Taking action is even more imperative if there is a psychotic/delusional component; e.g., let's say that the homicidal individual believes that he is a special messenger of God who is destined to bring about the apocalypse and the return of some holy guy who disappeared hundreds of years earlier.

It would be tantamount to malpractice if I did nothing; or, if I simply made the homicidal person "promise" that he won't do anything stupid. Someone who is delusional to begin with is unlikely to be bothered by breaking a "promise" he thinks he needs to make in order to achieve his ends (and additionally wants to keep me from hospitalizing him).

When it comes to making the hard decisions to act and prevent homicidal countries, led by homicidal maniac leaders, from committing genocide, Glick has the right of it. All you have to do is listen to what the mullahs are saying. All you have to do is listen to what Ahmadinejad and the leaders of all the various Islamic fanatic cults are saying--repeatedly, clearly, concisely, calmly, and consciously.

All you have to do is listen to the 70,000 attendees at the rally quoted above. (70,000 !!!)
They intend to force us to submit to their religion.
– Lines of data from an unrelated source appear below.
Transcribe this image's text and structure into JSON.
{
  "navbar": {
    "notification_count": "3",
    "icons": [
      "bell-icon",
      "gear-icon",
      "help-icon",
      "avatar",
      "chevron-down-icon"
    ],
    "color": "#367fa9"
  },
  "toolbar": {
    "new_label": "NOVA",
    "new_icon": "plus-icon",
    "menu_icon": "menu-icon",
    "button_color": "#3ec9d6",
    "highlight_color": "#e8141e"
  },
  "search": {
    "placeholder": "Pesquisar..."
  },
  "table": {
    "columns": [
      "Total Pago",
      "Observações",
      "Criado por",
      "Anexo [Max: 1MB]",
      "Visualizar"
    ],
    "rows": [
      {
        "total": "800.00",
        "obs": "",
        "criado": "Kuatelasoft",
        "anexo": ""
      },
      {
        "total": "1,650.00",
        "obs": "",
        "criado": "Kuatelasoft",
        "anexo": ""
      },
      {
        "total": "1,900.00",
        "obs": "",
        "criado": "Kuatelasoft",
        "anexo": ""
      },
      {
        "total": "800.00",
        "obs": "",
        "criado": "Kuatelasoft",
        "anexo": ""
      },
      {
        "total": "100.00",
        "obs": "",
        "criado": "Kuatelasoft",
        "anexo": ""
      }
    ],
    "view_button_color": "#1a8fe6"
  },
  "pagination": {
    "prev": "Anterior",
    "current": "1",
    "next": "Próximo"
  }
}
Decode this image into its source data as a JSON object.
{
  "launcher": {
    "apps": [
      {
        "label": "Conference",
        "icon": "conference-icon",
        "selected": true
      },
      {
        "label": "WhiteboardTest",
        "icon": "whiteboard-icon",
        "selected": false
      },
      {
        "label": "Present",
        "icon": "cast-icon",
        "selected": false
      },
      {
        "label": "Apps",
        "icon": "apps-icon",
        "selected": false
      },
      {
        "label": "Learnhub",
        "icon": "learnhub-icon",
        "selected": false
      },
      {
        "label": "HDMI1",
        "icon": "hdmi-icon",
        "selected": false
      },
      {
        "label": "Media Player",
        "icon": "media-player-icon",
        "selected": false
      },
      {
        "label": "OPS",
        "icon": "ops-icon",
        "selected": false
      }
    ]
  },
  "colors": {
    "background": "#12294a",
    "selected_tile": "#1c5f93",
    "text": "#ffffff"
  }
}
They mean it. They have intent to do what they say. They have demonstrated repeatedly over the last decade and more that they have the means to make it happen; and that there is no aspect of civilized behavior they are not willing to suspend; no level of murderous rage and homicide/suicidal behavior that is closed to them. They fervently believe that their god gives them permission to force us to submit to them or to kill us-- in his name.

And all the wishful thinking and talking about "peace" and "brotherhood" and "common values" blah blah blah are pure, unadulterated psychological denial on the part of the intended victim.




(Cartoon by Eric Allie)

UPDATE: Welcome trolls from Salon! Your comments demonstrate the pervasive psychological denial (primarily on the left side of the political spectrum) so much more effectively than anything I could possibly post. Keep on keepin' on! You all are simply a treasure for a teaching psychiatrist!

BTW, what number of people "peacefully" demonstrating for the imposition of sharia law on the world would frighten you big, strong virile masculine leftists? Clearly, violent and rather large protests against some stupid cartoons won't do it. How about a few hundred thousand demonstrating against the U.S. and chanting anti-American slogans? Or, a A few million who openly support killing innocents in the name of Islam? You've got to wonder if any evidence at all is able to break through the barrier of psychological denial and make the left get off their intellectual asses and actually take a look at the reality out there?

A little non-PC humor from Mark Steyn seems appropriate at this point:
Come fry with me

JPod, just to put Ames in the big geopolitical perspective:

Number of Iowans who participated in alleged first key vote toward choosing the leader of the world's superpower: 14,203

Number of Indonesians who turned up to demand the imposition of Islamic law worldwide at a routine rinky-dink nickel'n'dime rally generating virtually zero press coverage: 70-80,000

And I don't think they got free fried Oreos.

Imam to Tommy Thompson organizer: "My fourth wife went to a sharia rally in Indonesia."

Tommy Thompson organizer: "Jakarta?"

Imam: "No. Unlike your supporters, she had to provide her own transportation."